The bitcoin exchange created by Cameron and Tyler Winklevoss is teaming up with Nasdaq Inc., in a bid to boost defenses against bad actors.
Under an agreement, the Gemini Exchange will use Nasdaq’s surveillance software, SMARTS, to monitor the market for abusive trading practices, the Wall Street Journal reports.
Cameron Winklevoss, president and co-founder of Gemini, said in an interview that:
We’re doing this because we believe in the importance of creating a rules-based marketplace. We believe this is where things are headed.
News of the partnership comes at a time when global regulators are stepping up their efforts to look into the practice of how cryptocurrency exchanges operate. The U.S. Securities and Exchange Commission (SEC) is one agency that is taking a keen interest in the market.
Last week, it issued a subpoena against Riot Blockchain, a company that changed its name and business focus to blockchain and digital currency-related services last year. According to a report, the SEC requested ‘certain information from the company.’ Earlier this year, Jay Clayton, the chair of the SEC, revealed that it was looking closely at businesses that had moved into the sector.
At the time, he said:
The SEC is looking closely at the disclosures of public companies that shift their business models to capitalize on the perceived promise of distributed ledger technology and whether the disclosures comply with the securities laws, particularly in the case of an offering.
Such is the interest that the SEC is showing to the runnings of the cryptocurrency sector that several venture capital backers of digital currency companies have sought a broad oversight exemption from the agency, claiming it will slow digital coin growth.
Yet, with market manipulation a recurring issue in the digital currency market, the use of Nasdaq’s surveillance will provide assurance. The technology works by monitoring real-time market activity and then raises alerts when it detects unusual activity, the WSJ reports. The information that is received is then taken by humans who investigate the matter to determine whether the traders broke any rules.

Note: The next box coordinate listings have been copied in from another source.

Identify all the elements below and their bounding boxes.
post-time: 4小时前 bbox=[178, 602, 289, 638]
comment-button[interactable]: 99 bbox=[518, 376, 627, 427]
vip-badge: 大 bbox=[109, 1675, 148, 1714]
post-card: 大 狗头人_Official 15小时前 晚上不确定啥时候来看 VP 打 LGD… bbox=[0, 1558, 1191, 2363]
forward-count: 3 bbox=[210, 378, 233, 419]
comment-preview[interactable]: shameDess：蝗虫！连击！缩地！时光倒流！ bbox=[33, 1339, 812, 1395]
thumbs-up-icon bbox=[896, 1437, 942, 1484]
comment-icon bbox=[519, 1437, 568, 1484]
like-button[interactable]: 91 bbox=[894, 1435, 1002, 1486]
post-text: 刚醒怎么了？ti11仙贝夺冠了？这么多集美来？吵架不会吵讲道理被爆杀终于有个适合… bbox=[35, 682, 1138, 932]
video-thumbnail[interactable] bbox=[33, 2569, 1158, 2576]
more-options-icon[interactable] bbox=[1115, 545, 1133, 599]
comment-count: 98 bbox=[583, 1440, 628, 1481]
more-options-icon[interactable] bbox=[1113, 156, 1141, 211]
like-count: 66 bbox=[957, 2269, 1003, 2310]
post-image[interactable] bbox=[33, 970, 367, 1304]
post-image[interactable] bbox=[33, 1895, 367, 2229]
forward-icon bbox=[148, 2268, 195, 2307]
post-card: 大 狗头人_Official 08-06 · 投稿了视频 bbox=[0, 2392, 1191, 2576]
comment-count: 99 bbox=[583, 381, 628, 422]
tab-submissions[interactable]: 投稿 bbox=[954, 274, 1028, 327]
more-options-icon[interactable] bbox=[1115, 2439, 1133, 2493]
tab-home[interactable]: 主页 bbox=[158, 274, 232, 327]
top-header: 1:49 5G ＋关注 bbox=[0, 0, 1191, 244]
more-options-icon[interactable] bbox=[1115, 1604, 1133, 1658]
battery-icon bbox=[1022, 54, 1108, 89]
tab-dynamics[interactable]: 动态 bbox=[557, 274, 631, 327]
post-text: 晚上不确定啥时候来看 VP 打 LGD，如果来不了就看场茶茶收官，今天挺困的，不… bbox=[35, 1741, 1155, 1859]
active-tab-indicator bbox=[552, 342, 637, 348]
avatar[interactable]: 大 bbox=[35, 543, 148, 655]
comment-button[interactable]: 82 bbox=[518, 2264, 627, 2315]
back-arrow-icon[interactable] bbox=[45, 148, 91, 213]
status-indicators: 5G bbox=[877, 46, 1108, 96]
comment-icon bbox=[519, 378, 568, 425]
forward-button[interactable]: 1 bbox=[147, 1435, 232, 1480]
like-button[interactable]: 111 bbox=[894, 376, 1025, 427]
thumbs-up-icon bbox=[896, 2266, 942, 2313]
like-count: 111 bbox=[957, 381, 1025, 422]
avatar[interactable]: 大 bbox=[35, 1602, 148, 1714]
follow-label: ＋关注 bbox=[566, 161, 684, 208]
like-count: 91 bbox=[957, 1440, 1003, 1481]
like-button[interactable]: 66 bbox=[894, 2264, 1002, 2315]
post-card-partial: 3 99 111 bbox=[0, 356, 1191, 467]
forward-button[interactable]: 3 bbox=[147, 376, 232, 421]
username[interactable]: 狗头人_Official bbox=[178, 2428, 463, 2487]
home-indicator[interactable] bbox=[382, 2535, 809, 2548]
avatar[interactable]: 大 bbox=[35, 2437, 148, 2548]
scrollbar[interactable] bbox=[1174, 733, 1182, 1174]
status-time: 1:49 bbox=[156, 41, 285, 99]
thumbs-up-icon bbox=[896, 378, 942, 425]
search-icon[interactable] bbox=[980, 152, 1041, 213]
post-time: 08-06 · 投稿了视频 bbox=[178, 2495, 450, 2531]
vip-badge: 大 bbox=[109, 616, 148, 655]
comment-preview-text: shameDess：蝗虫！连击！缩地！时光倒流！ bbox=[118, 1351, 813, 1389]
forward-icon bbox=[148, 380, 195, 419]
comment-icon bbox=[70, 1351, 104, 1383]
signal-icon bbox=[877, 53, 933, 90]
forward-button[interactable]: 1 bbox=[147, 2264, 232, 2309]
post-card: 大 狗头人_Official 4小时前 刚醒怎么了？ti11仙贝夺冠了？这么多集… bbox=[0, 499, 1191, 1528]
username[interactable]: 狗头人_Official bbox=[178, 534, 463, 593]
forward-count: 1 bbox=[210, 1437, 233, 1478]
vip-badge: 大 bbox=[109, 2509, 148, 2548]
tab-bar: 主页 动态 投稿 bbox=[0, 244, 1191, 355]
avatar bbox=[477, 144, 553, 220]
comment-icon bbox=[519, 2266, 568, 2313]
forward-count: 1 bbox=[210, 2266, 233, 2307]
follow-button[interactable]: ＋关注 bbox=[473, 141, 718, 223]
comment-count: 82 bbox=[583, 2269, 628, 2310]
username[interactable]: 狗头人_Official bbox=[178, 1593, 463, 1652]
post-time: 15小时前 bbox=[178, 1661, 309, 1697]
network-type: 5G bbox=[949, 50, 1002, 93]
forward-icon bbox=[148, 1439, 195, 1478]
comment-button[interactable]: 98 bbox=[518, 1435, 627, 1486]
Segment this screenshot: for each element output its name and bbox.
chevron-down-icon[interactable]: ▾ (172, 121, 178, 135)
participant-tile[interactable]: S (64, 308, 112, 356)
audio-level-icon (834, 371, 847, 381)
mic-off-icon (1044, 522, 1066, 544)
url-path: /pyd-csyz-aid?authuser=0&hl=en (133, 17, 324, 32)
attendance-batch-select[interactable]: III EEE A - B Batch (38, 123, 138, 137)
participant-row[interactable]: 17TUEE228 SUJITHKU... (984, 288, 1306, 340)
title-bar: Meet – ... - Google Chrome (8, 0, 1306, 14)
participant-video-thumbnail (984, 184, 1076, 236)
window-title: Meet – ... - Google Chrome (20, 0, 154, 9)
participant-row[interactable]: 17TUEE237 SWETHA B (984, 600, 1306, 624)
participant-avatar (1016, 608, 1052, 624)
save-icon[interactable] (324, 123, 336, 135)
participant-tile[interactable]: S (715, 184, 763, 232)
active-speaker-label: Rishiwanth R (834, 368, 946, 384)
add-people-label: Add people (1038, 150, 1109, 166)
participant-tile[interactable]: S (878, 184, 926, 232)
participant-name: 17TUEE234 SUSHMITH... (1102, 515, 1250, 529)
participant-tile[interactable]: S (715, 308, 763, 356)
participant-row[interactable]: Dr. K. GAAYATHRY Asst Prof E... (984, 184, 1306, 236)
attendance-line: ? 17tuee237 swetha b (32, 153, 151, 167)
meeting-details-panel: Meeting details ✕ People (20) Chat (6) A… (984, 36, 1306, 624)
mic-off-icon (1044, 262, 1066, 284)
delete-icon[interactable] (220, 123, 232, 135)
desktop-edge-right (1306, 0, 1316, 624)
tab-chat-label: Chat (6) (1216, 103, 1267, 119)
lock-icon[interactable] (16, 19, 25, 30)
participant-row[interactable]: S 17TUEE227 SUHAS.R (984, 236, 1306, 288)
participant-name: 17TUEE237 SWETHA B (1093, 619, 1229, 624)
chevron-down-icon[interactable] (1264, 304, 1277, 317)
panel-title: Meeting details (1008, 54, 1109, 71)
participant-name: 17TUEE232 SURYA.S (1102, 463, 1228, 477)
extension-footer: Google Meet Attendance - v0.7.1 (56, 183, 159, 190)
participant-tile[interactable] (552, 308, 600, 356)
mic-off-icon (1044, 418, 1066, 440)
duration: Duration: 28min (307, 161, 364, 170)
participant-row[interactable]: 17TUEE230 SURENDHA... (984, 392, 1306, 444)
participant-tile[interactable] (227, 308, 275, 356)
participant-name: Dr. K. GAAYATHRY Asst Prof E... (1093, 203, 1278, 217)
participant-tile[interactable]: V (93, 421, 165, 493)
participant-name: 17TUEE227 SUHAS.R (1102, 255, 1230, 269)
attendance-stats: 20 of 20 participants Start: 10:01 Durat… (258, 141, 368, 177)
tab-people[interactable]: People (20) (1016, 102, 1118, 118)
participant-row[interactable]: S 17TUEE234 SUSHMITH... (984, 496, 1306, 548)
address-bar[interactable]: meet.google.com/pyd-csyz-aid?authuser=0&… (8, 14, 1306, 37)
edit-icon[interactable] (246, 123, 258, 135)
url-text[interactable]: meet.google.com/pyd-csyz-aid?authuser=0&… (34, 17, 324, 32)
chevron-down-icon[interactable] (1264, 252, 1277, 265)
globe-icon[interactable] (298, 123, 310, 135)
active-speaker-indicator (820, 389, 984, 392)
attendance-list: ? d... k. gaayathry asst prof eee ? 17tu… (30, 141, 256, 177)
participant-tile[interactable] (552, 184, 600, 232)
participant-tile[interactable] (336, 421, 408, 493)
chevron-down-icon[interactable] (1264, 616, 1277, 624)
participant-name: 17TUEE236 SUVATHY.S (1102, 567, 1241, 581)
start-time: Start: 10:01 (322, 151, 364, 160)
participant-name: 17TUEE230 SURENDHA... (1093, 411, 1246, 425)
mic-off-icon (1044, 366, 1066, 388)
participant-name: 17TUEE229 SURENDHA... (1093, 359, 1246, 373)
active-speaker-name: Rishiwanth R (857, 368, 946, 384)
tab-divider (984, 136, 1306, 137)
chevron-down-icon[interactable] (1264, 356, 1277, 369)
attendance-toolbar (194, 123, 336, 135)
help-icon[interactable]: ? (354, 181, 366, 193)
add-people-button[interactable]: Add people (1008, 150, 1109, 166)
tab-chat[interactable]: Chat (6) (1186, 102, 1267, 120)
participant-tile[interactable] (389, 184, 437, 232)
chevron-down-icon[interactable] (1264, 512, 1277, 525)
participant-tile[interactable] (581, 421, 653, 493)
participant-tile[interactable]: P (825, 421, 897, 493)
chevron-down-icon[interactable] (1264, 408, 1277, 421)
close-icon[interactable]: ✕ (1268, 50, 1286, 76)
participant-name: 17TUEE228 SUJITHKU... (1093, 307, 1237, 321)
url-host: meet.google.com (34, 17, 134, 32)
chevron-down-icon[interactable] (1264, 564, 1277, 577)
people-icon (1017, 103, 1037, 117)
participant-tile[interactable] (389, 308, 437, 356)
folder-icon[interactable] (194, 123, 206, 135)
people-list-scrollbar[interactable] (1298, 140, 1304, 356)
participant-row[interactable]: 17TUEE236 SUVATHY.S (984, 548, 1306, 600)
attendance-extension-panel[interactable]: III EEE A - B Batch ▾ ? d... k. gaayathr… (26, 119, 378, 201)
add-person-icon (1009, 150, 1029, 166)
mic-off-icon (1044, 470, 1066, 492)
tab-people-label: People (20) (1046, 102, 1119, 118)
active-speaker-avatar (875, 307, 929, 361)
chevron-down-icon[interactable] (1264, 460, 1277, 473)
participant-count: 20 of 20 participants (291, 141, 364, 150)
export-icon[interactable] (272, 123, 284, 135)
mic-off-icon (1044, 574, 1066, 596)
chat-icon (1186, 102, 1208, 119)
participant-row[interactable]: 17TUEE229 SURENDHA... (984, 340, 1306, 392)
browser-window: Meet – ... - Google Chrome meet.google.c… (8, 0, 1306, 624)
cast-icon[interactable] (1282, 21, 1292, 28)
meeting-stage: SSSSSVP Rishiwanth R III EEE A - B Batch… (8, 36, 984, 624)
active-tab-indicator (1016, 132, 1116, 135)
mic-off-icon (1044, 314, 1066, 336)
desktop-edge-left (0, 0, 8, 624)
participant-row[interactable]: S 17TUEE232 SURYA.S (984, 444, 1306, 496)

With Gemini, the Nasdaq SMARTS technology will work by monitoring bitcoin and ethereum. It will also observe the auctions that the exchange holds at 4:00 p.m. ET to determine a daily benchmark price for bitcoin, the report added.
Notably, Gemini was one of 13 exchanges that received a letter and questionnaire from New York Attorney General Eric Schneiderman last week asking that they answer a series of questions about their practices. One of which was the safeguards the exchanges have in place to prevent manipulation.